Well, Christmas is truly upon us now. The tree is trimmed, the wreath is hung, the presents … are ordered and will hopefully be delivered by Christmas Eve (gifts are not my love language, OK?).
I’m not the biggest Christmas enthusiast, but it does mean a nice, long vacation from work and school stress, so I’m pretty excited about that.
I have very few goals from now until I go back to work/the kids go back to school on Jan. 3. They are, in no particular order:
- Avoid wearing real pants as much as possible. My last day of work was Tuesday, and since then, I’ve worn a pair of ratty gray sweatpants that I wore home from the hospital after Ruby was born 10 years ago (happy birthday, kiddo!); a pair of pajama pants with multicolored cats on them courtesy of my mother; a pair of velour pants with Cookie Monster’s face all over them (they won me the “Ugliest Pajama Bottoms” contest at my office and prompted a horrified Ruby to yell, “Mom! Cookie Monster’s eyes are on your butt, and if you wear those to my class Christmas party, I will kill you!”); and a pair of elastic-waist cotton pants with sheep on them that I accidentally stole from my college roommate in 1999 (sorry, Jordan). I will make an exception and wear actual dress-up clothes to church on Christmas Eve, but beyond that, it’s all pajamas, all the time.
- Read, read, read. On a normal day, I get maybe 20 minutes to myself after dinner is eaten and homework is done and kitchen is cleaned and kids are bathed and booked and asleep, etc. It takes a frustratingly long time to finish a novel in 20-minute increments, not to mention the fact that I am usually falling asleep and jolting back awake to force myself to finish at least a chapter — and so a good portion of each night is spent re-reading the chapter from the night before. But since I’ve been on vacation, I finished (at my mother-in-law’s recommendation) "The All-Girl Filling Station’s Last Reunion" and am about halfway into "Mad River." Having time to read for long, sustained stretches is my most treasured luxury.
- Get the girls’ toys corralled. This is the most first-world of all first-world problems, right up there with getting an iced latte when you ordered hot or not having enough storage on your smartphone … but the girls have so many toys (and are undoubtedly about to get more), and they share a room, and space is tight. I need to get things sorted and organized in there.
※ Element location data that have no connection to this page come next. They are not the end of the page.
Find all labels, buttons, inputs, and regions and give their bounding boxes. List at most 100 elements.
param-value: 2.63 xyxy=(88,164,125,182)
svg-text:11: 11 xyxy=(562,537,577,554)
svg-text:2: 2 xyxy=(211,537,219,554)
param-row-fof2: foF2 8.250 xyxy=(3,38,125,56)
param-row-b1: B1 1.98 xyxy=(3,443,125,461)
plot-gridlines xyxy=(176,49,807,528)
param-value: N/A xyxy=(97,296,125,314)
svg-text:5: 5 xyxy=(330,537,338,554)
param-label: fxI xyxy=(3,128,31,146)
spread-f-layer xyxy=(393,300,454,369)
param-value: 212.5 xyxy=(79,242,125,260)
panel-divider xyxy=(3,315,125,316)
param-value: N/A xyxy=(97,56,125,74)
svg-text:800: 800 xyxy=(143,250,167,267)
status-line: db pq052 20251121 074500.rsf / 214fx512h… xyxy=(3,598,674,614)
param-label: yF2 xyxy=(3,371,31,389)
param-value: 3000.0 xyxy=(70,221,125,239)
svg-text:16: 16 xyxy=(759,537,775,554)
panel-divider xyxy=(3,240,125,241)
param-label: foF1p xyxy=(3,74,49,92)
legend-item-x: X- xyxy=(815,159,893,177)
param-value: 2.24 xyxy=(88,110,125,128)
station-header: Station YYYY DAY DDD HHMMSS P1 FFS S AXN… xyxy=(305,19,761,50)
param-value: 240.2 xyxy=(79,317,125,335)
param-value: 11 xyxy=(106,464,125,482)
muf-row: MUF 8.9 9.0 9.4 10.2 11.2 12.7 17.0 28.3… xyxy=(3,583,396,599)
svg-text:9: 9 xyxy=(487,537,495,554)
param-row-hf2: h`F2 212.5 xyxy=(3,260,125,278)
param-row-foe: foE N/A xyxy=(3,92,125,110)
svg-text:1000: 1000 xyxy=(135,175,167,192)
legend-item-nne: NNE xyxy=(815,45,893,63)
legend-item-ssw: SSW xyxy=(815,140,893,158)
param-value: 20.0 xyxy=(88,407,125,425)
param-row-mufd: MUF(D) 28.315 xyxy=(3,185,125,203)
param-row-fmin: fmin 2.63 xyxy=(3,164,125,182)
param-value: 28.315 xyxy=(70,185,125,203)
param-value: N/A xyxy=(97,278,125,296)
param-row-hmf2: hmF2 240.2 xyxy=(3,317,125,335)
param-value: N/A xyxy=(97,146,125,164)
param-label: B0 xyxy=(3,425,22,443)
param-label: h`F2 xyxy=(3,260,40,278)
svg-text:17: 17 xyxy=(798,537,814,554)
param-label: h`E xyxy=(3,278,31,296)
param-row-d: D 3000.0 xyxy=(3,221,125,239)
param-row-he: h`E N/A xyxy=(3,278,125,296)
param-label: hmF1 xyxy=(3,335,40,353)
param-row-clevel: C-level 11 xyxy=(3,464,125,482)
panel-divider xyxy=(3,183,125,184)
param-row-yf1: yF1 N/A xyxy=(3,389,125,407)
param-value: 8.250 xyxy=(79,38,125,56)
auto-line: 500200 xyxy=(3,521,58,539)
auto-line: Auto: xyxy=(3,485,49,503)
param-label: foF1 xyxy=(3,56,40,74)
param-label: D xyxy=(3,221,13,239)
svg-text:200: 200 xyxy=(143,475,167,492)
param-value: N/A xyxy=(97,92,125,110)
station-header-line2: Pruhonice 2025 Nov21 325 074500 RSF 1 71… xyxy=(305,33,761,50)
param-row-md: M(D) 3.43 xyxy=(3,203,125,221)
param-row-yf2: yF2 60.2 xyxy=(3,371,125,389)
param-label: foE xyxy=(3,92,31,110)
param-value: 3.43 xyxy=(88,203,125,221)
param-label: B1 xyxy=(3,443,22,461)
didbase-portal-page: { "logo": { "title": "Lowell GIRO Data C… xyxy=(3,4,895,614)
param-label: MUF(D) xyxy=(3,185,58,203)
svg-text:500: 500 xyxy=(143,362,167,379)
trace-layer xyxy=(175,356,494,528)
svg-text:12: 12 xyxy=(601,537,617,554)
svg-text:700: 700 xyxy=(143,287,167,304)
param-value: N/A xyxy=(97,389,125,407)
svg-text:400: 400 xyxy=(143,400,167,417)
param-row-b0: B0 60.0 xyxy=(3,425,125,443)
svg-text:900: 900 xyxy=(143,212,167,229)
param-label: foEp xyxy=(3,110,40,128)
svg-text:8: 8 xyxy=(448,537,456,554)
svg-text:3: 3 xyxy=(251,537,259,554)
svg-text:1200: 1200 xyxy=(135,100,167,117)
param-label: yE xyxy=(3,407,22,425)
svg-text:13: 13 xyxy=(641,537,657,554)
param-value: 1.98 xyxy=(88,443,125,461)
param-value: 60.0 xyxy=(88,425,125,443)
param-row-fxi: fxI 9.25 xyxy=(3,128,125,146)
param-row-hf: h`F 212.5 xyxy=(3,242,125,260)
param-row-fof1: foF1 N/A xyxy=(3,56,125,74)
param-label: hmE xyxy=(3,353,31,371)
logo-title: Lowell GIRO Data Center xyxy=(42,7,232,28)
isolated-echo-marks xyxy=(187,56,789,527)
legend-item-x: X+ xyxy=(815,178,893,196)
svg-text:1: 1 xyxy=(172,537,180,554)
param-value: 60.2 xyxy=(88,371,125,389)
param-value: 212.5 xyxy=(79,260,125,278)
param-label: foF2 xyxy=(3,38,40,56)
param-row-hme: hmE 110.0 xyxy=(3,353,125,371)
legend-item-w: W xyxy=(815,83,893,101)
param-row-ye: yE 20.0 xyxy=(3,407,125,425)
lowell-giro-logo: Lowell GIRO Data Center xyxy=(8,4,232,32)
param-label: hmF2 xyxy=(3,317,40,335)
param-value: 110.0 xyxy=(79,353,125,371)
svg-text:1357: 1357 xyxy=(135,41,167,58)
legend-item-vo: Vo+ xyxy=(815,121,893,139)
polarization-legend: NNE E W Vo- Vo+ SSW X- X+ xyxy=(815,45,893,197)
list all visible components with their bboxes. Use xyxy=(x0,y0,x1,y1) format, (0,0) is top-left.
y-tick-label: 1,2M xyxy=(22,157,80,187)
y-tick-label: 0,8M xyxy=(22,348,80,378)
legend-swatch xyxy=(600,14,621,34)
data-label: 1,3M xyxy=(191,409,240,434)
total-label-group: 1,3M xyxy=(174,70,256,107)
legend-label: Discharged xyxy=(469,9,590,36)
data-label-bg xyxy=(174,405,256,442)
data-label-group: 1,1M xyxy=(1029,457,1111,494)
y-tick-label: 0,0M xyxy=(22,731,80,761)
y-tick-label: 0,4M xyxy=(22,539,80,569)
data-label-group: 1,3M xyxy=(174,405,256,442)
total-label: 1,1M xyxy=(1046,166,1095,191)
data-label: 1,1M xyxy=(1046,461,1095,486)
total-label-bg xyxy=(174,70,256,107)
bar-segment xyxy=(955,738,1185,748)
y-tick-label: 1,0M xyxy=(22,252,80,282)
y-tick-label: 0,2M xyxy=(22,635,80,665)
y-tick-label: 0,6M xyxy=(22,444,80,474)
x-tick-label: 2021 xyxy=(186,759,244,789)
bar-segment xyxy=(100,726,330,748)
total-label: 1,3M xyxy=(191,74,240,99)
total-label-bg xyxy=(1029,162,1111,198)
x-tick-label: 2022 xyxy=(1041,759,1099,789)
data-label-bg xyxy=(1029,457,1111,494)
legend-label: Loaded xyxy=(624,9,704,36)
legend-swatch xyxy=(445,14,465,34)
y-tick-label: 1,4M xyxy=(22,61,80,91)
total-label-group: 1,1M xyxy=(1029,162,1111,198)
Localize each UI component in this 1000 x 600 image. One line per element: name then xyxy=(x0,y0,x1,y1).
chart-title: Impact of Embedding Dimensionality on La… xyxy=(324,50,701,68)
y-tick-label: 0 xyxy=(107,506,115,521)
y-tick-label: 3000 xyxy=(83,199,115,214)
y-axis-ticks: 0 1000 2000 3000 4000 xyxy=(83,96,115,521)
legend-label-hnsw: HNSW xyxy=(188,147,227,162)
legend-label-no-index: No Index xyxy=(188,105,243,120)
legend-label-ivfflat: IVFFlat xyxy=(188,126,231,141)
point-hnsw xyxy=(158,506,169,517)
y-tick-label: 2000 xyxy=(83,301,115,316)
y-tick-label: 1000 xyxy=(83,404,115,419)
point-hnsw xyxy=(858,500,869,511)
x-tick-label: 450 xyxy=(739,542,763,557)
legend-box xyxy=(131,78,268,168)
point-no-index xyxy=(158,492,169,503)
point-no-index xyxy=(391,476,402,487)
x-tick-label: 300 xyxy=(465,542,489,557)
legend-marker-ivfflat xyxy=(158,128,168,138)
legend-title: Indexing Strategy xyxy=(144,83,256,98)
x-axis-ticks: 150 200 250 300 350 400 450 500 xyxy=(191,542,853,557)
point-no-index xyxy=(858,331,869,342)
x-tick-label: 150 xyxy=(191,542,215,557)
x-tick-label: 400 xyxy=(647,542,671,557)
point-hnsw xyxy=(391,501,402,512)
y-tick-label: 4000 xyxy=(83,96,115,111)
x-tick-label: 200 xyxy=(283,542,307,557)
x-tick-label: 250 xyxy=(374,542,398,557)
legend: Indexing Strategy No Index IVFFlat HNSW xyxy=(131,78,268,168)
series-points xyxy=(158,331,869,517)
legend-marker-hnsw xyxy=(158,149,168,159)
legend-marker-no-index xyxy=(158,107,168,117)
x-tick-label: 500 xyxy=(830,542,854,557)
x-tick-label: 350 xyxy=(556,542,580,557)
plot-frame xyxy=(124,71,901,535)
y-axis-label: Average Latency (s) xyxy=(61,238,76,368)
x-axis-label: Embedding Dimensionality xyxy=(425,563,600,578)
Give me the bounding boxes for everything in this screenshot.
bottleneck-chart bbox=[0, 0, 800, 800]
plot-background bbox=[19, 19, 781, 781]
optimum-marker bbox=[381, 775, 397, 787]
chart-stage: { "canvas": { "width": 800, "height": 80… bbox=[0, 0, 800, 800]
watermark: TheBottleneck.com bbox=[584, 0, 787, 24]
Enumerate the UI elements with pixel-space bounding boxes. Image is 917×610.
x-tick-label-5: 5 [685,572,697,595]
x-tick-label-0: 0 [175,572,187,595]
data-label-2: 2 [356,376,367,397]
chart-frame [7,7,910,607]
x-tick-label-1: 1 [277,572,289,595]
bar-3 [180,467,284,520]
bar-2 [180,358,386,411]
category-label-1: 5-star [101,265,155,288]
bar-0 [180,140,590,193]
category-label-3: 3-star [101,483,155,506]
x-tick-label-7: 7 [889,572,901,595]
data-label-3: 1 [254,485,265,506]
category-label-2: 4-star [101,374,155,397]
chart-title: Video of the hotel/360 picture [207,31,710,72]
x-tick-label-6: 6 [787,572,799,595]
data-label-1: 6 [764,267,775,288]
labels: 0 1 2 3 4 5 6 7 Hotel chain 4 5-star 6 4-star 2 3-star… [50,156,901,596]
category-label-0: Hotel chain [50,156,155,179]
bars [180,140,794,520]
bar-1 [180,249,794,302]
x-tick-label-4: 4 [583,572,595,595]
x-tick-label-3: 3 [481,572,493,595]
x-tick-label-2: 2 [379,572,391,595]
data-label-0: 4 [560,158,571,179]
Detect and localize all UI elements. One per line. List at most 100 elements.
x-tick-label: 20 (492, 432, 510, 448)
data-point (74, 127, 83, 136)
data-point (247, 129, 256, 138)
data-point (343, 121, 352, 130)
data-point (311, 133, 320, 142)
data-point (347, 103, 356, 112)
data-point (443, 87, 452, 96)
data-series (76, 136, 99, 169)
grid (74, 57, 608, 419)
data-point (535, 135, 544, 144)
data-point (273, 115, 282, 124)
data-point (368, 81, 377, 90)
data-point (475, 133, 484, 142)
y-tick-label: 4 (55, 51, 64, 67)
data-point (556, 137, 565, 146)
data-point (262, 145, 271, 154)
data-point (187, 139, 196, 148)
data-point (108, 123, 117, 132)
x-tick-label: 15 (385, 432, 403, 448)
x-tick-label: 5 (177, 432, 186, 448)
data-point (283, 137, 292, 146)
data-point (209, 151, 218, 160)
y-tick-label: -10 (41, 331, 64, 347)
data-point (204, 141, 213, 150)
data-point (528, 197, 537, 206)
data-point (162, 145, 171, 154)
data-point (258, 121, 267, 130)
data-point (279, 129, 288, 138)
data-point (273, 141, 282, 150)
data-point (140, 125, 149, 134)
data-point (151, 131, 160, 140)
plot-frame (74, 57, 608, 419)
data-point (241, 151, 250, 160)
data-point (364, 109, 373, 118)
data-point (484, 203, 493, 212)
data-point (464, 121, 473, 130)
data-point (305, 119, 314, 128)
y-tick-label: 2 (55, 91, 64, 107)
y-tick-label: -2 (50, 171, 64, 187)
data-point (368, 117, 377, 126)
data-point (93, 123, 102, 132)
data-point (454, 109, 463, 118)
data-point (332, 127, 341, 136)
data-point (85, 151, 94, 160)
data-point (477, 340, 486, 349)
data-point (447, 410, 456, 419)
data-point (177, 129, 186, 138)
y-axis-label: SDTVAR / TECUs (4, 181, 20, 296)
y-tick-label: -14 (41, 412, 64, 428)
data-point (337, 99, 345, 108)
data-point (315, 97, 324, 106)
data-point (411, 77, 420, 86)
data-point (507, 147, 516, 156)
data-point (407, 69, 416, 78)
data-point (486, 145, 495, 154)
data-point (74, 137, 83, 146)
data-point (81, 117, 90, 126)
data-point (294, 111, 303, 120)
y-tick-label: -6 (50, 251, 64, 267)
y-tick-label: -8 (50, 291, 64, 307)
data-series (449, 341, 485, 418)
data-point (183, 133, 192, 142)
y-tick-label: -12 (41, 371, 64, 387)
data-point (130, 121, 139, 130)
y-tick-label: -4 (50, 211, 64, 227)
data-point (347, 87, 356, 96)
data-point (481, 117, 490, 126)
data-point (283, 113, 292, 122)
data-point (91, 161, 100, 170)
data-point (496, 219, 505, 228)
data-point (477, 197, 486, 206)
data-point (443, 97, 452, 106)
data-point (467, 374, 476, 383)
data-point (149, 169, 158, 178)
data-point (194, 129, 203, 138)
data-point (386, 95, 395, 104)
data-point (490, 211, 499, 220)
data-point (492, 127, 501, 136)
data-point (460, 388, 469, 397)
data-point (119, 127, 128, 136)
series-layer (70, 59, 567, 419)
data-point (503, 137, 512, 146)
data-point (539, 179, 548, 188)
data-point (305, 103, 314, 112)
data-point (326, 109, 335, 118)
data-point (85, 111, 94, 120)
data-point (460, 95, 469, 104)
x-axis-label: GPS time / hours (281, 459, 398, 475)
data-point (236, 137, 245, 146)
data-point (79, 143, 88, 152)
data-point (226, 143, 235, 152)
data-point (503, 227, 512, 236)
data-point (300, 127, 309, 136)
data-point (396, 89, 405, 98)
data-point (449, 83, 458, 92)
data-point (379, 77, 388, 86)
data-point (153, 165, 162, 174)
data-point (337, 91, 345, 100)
This is my eternal new year’s resolution, and I inevitably fail, but I keep trying, and I keep enlisting my mom to help me as my Christmas present. (“Mom, come over and help me push this giant boulder up the hill again.”) But I’m trying again this year. I bought doll-sized hangers for doll clothes on Amazon, for God’s sake. Who can fail with doll-sized hangers on their side?
- Find the perfect Christmas cake, and bake it. Last year, I made a white cake with cranberry-orange filling, and it tasted delicious but it cracked and half of it fell onto the counter before we could even serve it. I need to redeem myself this year. I’m thinking coconut cake, maybe, or possibly a peppermint angel food? Italian cream? Please leave me suggestions in the comments — just no red velvet. (We had a very memorable experience with red velvet cake eaten just before a stomach virus ravaged our house, and no one can eat it anymore.)
- Try to experience the holidays through my kids’ eyes. This sounds hokey, but I really do mean it sincerely. Two nights ago, the girls begged me to fold out the sofa bed in the living room and let them sleep there so they could see the Christmas tree lights while they fell asleep. My first impulse was to say no. I didn't feel like making up a second bed, I didn’t feel like lugging special pillows and blankies and stuffed toys and bedtime books into the living room, and I didn’t even want to know what horrors might come pouring out of the sofa when I folded out the bed. But after a brief moment of consideration, I realized none of that really merited saying no, and so I said yes. The sofa did cough up a couple of Whoppers and a handful of stale Lucky Charms, and it was kind of a pain to get them all situated in a new room … but it was completely worth it to see how delighted they were about it, how magically thrilling it was to them to be sleeping in a new room in front of the Christmas tree. They put on matching Christmas pajamas and drank hot chocolate while sitting on the sofa bed, snuggling and basking in the glow of the lights on the tree, and it was just so damn sweet I could hardly stand it. If I’d said no, I would have missed it completely. If there’s ever a time for a yes over a no, it’s the holidays.
Merry Christmas/happy Hannukah/joyous two-days-past-solstice to you all!